Sometimes I cry, as I did when I was a kid. Only nowadays I contain the tears to the good stuff: Movies with happy endings. Kids alone on a stage, hitting every note of a song. Graduations, weddings, that kind of thing.
While listening to Hall of Fame acceptance speeches, my throat usually knots somewhere between “thank” and “you.”
And then there’s the Olympic Games. No matter how little I know about the event – fencing, for instance – if a U.S. athlete is atop the medal podium, and the American flag is raised to the tune of the Star-Spangled Banner, I’m usually in pieces.
But I never was in pieces during the London Games that concluded Sunday. The U.S. did well in general, and specifically flourished in women’s team sports If the Americans didn’t own the podium, they were on good terms with the landlords.
My eyes saw Old Glory raised dozens of times, and yet they stayed dry.
What gives? Have I lost the pride I’ve always felt as an American?
I think I miss those days when the U.S. was seen as underdogs to the Eastern European sports machines that identified potential gold-medal winners before their seventh birthday. I miss American athletes bursting from obscurity.
I miss those Olympics when the world didn’t look at the U.S. as the New York Yankees, who are supposed to win, expected to win, and better win, or else heads will roll.
I’m all for the pursuit of perfectionism, but when a teenager can’t muster the enthusiasm to smile after receiving a silver medal, something is wrong.
Gymnast McKayla Maroney, 16, was favored to win the women’s vault competition last week.
But she didn’t land on her feet, and finished second to the Romanian who did. Maroney’s indifferent expression with her fellow medalists was awkward – they were thrilled, she was peeved – and the eerie scowl she brought to the awards podium was difficult to watch.
She’s only a teenager, attempting to cope with the disappointment of her life: finishing second in the world. Maroney’s comportment on the Olympic platform needs work, but I don’t mean to make her a pariah.
Still, the snapshot lingers: A sullen U.S. athlete is forced to settle for a silver medal, while the Eastern European athlete, out of nowhere, celebrates the joyousness of the competition.
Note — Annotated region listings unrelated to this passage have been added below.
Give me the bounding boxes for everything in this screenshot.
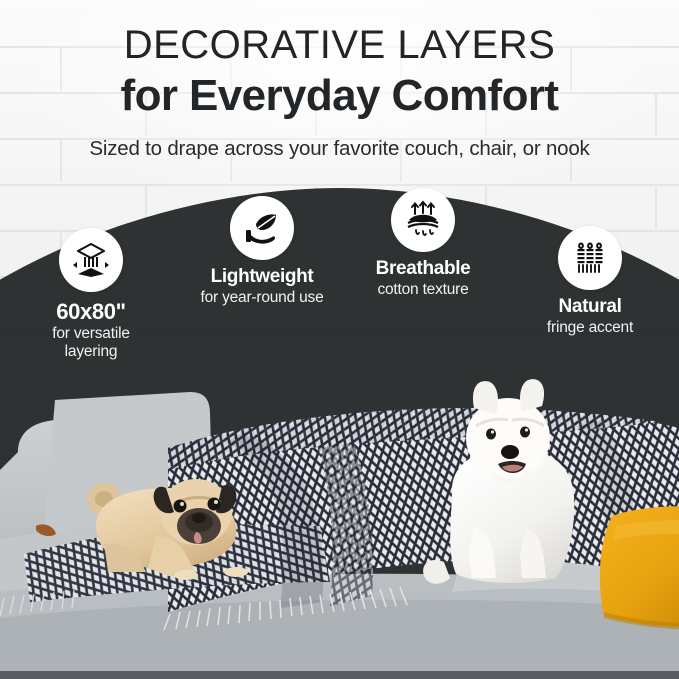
- badge-icon-bubble: [59, 228, 123, 292]
- badge-title: Lightweight: [182, 267, 342, 288]
- headline-block: DECORATIVE LAYERS for Everyday Comfort S…: [0, 0, 679, 160]
- subtitle: Sized to drape across your favorite couc…: [0, 139, 679, 160]
- feature-badge-lightweight: Lightweight for year-round use: [182, 196, 342, 306]
- layered-stack-icon: [71, 240, 111, 280]
- product-photo: [0, 330, 679, 679]
- badge-subtitle-line1: fringe accent: [516, 319, 664, 336]
- badge-icon-bubble: [230, 196, 294, 260]
- badge-subtitle-line2: layering: [16, 343, 166, 360]
- feature-badge-size: 60x80" for versatile layering: [16, 228, 166, 360]
- fringe-tassel-icon: [570, 238, 610, 278]
- badge-subtitle-line1: for versatile: [16, 325, 166, 342]
- feature-badge-fringe: Natural fringe accent: [516, 226, 664, 336]
- badge-title: Natural: [516, 297, 664, 318]
- hand-holding-feather-icon: [242, 208, 282, 248]
- badge-title: 60x80": [16, 300, 166, 324]
- badge-icon-bubble: [391, 188, 455, 252]
- badge-subtitle-line1: cotton texture: [348, 281, 498, 298]
- infographic-canvas: DECORATIVE LAYERS for Everyday Comfort S…: [0, 0, 679, 679]
- badge-title: Breathable: [348, 259, 498, 280]
- badge-icon-bubble: [558, 226, 622, 290]
- title-line-1: DECORATIVE LAYERS: [0, 25, 679, 65]
- badge-subtitle-line1: for year-round use: [182, 289, 342, 306]
- feature-badge-breathable: Breathable cotton texture: [348, 188, 498, 298]
- breathable-fabric-arrows-icon: [403, 200, 443, 240]
- title-line-2: for Everyday Comfort: [0, 74, 679, 118]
I’m glad about the U.S.’s world-leading medal haul, which surpassed triple figures a day before the men’s basketball team put its finishing touch on a tournament that offered no peers.
“The American public has high expectations for our Olympic teams and our Olympic athletes,” United States Olympic Committee chairman Larry Probst told reporters at a press conference Saturday. “A lot of people projected that we’d finish second and maybe even third, so we’re proud of what our team has accomplished.”
I’m proud, too, but over the past two weeks, only one achievement by the U.S. found me proud enough to cry.
It happened not in London but on the Gale Crater of Mars, where Curiosity – a robotic rover the size of a car – plunged through the planet’s atmosphere intact. After almost nine months and 350 million miles in space, Curiosity landed within a mile and a half of its target.
“An unprecedented feat of technology that will stand as a point of national pride far into the future,” president Barack Obama said of Curiosity’s successful mission. “It proves that even the longest of odds are no match for our unique blend of ingenuity and determination.”
At NASA’s Mars Space Laboratory in Los Angeles, American scientists celebrated the landing as if they were football fans cheering a winning field goal.
Only this wasn’t a field goal. This was a touchdown, and the sound of the giddy scientists who made it happen remains indelible.